I remind him that his show is called Joymonger.

"Well, there's that," he says. "I was trying to think of something like 'militant joy' or 'joy warrior,' this idea of living in a cynical, jaded and very frustrating world and therefore trying to dance on the roof of my car."

The analogy, Hills says, comes from a friend in Egypt.

"He told me that whenever there was a traffic jam it was so frustrating - 45 degrees, no one could move - people would get out and dance on the roofs of their cars. I liked the fact that purely out of frustration people would dance on their cars, not because everything is great but because everything has turned so bad that the only way to deal with it is to dance on your car."

Is he sure they were dancing, not jumping? "Pretty sure. I believe in putting positive vibes out into the world and when you're frustrated and angry that's when you most need to put positive vibes out."

Joymonger is partly "improvised joy," such as in Edinburgh where Hills conducted a gay wedding, held an impromptu job interview and became godfather to a three-month-old in the front row.

"I like to create something special that audiences are going to remember," Hills says. "It's not about me showing off, it's about making sure they're enjoying themselves and often that entails 20 minutes of chatting with them because I want to get to know them."

Hills will be bringing his sign-language interpreter for Joymonger.

"I did a show in Adelaide a few years ago for a disability art conference and they provided a signer and two things happened. First, deaf people in the audience were connecting with my material, and second, I was getting laughs out of the sign-interpreter because the hearing people were fascinated. Now I have hearing people who will only book [for signer shows.]"

Hills was raised in Sydney's Sutherland Shire, where he had a "pretty happy suburban life, pool in the backyard, cricket on the road ... I was so happy when I was 10, 12 years old, and the rest of my life is trying to recapture that."

Happy despite the fact that he was born without a right foot, something that makes him feel almost lucky as it pushed him to achieve his goal. Hills has been determined to pursue a career as a stand-up comedian since he first heard Victor Borge on a plane at the ripe age of eight.

"That one person was making a room full of people laugh - I liked that idea. [Also] our family used to listen to comedy on holidays; Bill Cosby, Billy Connolly, Peter Sellers. Comedy was something that bonded our family. I like stand-up because it bonds people; again maybe it's me trying to recapture the happy days of being a 10-year-old."

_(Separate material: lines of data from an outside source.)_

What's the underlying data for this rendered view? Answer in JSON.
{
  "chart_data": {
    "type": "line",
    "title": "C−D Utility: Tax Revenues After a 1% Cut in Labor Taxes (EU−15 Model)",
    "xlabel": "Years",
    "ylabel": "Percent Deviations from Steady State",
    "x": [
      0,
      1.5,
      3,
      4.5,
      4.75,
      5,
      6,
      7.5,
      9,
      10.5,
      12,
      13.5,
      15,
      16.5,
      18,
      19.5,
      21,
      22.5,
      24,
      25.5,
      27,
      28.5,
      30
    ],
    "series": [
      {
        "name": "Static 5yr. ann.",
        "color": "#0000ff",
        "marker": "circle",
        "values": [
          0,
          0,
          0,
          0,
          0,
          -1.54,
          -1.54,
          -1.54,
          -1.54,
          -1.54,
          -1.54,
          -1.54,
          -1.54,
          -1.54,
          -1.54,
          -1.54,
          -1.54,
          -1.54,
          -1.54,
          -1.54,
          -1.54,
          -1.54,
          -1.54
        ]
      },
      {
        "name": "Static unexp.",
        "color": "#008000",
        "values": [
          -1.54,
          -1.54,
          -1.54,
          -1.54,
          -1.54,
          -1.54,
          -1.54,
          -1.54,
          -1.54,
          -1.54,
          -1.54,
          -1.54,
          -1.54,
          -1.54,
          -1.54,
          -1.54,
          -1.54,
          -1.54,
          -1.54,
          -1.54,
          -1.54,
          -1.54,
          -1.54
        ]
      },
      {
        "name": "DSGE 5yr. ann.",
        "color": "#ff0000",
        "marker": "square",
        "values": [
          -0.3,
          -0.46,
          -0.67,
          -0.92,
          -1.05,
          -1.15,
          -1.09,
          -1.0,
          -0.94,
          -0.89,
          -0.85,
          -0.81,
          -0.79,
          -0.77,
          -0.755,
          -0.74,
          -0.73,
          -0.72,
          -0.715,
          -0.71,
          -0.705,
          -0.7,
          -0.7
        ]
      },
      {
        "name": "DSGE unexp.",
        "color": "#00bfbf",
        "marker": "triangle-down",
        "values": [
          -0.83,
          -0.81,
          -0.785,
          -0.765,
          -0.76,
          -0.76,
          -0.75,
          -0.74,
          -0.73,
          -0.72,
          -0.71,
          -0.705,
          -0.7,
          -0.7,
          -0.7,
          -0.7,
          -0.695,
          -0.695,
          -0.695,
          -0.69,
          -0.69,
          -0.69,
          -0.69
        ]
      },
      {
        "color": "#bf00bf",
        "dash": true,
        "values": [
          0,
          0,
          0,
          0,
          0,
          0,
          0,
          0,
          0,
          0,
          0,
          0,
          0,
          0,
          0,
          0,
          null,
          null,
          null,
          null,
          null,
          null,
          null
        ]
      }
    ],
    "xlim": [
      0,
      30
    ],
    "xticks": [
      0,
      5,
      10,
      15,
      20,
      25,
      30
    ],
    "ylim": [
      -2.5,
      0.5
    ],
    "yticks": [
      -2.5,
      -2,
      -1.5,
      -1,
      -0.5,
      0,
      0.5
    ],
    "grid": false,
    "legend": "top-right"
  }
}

Hills admits he has been driven to anger, such as when he abused a punter in an Adelaide beer garden who attempted to tell him a racist joke.

"I don't deal well with negative energy," he says, "If something bad is going on around me I wither and freeze up or yell at people inside my own head. One of the points of [ Joymonger] is to find a way of dealing with that."

Also, the man who wrote on disability website Ouch! that he feared becoming a "one-legged Anthony Robbins" does worry he takes life too seriously.

"I think a lot of stand-ups take life incredibly seriously; that's why they do stand-up. [So] I wouldn't say I have a dark side, but I certainly take life ridiculously seriously and I need to lighten up."